Magnificent Housing Bubble Unravels in Much of Canada
Canada’s housing bubble, which has been so much more magnificent than anything the US was ever able to conjure up, notched another gain in March, according to the Teranet-National Bank House Price Index, which rose 0.3% for the month. Prices were up in eight of the metropolitan markets and down in three, the broadest diffusion in seven months. Year over year, the index rose 4.7% to a new all-time record.
Since 2000, home prices have jumped 140% in the survey’s 11 metropolitan markets. A number of years charted double-digit gains before the Financial Crisis and right afterwards. Before the Financial Crisis, Canada’s home prices had largely followed the US run-up. But when US housing went into a terrific tailspin, Canada’s home prices just dipped about 8% before re-soaring, fired up by easy money, a resource boom that has now crashed, and in certain metropolitan markets an influx of flush and motivated foreign buyers.

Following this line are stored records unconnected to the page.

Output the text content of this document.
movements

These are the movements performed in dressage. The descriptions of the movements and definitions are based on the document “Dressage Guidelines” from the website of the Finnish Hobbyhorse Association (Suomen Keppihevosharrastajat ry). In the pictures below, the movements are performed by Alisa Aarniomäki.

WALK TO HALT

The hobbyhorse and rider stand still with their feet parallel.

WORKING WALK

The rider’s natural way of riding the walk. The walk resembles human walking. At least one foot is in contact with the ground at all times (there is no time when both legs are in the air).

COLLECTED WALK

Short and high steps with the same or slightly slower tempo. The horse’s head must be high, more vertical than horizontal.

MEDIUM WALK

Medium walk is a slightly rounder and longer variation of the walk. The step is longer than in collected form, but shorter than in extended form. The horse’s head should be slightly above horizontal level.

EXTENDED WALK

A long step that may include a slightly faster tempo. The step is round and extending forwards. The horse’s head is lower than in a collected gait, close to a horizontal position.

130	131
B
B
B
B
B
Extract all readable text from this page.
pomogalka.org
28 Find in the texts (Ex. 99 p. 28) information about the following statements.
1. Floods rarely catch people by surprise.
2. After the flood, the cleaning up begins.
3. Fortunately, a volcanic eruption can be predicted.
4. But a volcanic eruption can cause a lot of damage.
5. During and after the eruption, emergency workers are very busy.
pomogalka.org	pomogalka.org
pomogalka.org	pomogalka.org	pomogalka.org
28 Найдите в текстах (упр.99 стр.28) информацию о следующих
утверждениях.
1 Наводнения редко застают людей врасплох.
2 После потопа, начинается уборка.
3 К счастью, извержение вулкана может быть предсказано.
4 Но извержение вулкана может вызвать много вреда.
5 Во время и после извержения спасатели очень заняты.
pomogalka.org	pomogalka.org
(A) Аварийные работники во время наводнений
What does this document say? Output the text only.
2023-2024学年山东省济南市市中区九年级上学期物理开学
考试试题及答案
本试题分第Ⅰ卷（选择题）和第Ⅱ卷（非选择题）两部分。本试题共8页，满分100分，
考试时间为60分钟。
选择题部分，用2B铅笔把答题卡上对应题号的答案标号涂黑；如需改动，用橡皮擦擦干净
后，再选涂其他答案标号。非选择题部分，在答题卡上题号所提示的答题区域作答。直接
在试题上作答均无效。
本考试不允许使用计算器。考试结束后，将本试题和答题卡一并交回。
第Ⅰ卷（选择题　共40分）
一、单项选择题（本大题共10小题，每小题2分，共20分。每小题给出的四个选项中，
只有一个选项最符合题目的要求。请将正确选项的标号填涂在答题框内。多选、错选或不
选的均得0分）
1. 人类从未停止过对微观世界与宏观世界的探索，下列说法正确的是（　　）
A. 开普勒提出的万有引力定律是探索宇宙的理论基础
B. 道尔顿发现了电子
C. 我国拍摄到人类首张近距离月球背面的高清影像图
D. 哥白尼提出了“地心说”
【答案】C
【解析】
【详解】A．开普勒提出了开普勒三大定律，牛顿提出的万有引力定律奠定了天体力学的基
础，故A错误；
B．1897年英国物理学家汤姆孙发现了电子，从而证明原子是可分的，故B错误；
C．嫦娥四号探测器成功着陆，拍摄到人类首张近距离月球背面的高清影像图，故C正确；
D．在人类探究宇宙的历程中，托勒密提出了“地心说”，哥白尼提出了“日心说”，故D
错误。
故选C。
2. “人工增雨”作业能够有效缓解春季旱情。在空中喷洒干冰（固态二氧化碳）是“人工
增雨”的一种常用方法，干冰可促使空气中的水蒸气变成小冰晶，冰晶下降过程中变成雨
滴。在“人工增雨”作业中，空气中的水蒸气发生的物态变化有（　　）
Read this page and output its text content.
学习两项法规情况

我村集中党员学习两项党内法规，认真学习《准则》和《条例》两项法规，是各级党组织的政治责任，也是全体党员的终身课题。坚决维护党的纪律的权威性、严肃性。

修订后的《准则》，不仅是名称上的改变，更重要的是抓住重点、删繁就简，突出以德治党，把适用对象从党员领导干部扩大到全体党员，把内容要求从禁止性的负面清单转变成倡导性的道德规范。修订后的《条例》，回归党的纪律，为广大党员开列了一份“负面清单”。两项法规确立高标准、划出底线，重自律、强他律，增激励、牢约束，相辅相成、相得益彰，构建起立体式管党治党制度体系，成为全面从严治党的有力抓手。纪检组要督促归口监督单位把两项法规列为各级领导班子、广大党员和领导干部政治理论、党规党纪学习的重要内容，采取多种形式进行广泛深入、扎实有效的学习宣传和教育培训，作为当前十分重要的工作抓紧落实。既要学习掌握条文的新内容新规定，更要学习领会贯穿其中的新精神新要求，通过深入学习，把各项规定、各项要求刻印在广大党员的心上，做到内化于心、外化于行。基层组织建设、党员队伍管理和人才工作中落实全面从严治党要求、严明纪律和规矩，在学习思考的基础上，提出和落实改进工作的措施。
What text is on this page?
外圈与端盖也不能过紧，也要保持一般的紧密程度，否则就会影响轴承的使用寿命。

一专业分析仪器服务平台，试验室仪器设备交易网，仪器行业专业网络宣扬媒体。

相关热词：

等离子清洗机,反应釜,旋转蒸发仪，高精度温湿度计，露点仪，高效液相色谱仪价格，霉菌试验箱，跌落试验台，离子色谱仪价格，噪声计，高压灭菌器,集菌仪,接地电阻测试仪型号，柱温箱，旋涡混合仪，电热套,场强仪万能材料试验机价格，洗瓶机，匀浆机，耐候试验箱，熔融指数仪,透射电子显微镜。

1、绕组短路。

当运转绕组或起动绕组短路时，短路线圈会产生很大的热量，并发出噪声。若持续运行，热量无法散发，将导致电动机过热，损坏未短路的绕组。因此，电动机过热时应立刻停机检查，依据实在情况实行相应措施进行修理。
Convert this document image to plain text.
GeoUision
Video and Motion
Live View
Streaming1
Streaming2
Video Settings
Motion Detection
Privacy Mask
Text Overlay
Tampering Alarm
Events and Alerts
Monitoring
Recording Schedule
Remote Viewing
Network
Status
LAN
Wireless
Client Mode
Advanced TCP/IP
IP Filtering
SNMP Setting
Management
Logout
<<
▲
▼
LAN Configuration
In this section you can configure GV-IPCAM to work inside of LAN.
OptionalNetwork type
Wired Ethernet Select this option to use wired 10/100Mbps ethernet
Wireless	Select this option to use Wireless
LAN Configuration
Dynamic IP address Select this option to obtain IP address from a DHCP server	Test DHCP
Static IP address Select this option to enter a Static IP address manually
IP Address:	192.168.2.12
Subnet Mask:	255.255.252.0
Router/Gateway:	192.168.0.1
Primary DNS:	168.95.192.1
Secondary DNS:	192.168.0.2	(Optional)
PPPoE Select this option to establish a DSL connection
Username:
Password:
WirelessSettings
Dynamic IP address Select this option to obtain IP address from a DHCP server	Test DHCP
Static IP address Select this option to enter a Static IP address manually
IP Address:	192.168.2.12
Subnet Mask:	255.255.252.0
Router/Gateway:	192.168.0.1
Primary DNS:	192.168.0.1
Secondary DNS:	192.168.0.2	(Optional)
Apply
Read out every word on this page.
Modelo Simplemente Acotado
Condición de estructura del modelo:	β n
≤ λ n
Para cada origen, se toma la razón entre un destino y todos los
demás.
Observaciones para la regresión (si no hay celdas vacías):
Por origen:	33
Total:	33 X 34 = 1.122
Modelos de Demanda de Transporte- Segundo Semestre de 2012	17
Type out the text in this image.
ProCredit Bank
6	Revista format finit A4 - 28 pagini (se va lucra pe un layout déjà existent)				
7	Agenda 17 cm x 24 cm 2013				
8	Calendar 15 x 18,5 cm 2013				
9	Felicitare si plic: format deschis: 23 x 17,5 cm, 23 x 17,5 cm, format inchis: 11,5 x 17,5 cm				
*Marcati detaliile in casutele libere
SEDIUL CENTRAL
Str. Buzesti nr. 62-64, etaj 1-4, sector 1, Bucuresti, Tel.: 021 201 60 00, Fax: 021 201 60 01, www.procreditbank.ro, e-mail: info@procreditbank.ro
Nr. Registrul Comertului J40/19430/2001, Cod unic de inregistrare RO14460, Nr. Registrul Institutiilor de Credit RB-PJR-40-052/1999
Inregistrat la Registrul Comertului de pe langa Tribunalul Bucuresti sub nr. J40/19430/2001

Home prices are now 26% higher than they were at the already crazy peak in 2008. The chart of the Teranet–National Bank National Composite House Price Index is what areal housing bubble looks like. Note the now puny dip during the Financial Crisis:
But it wasn’t spread evenly. In some metro areas, home prices are still skyrocketing. In others, they’ve never moved much beyond the prior bubble. And in other areas again, once booming, home prices have already started to deflate.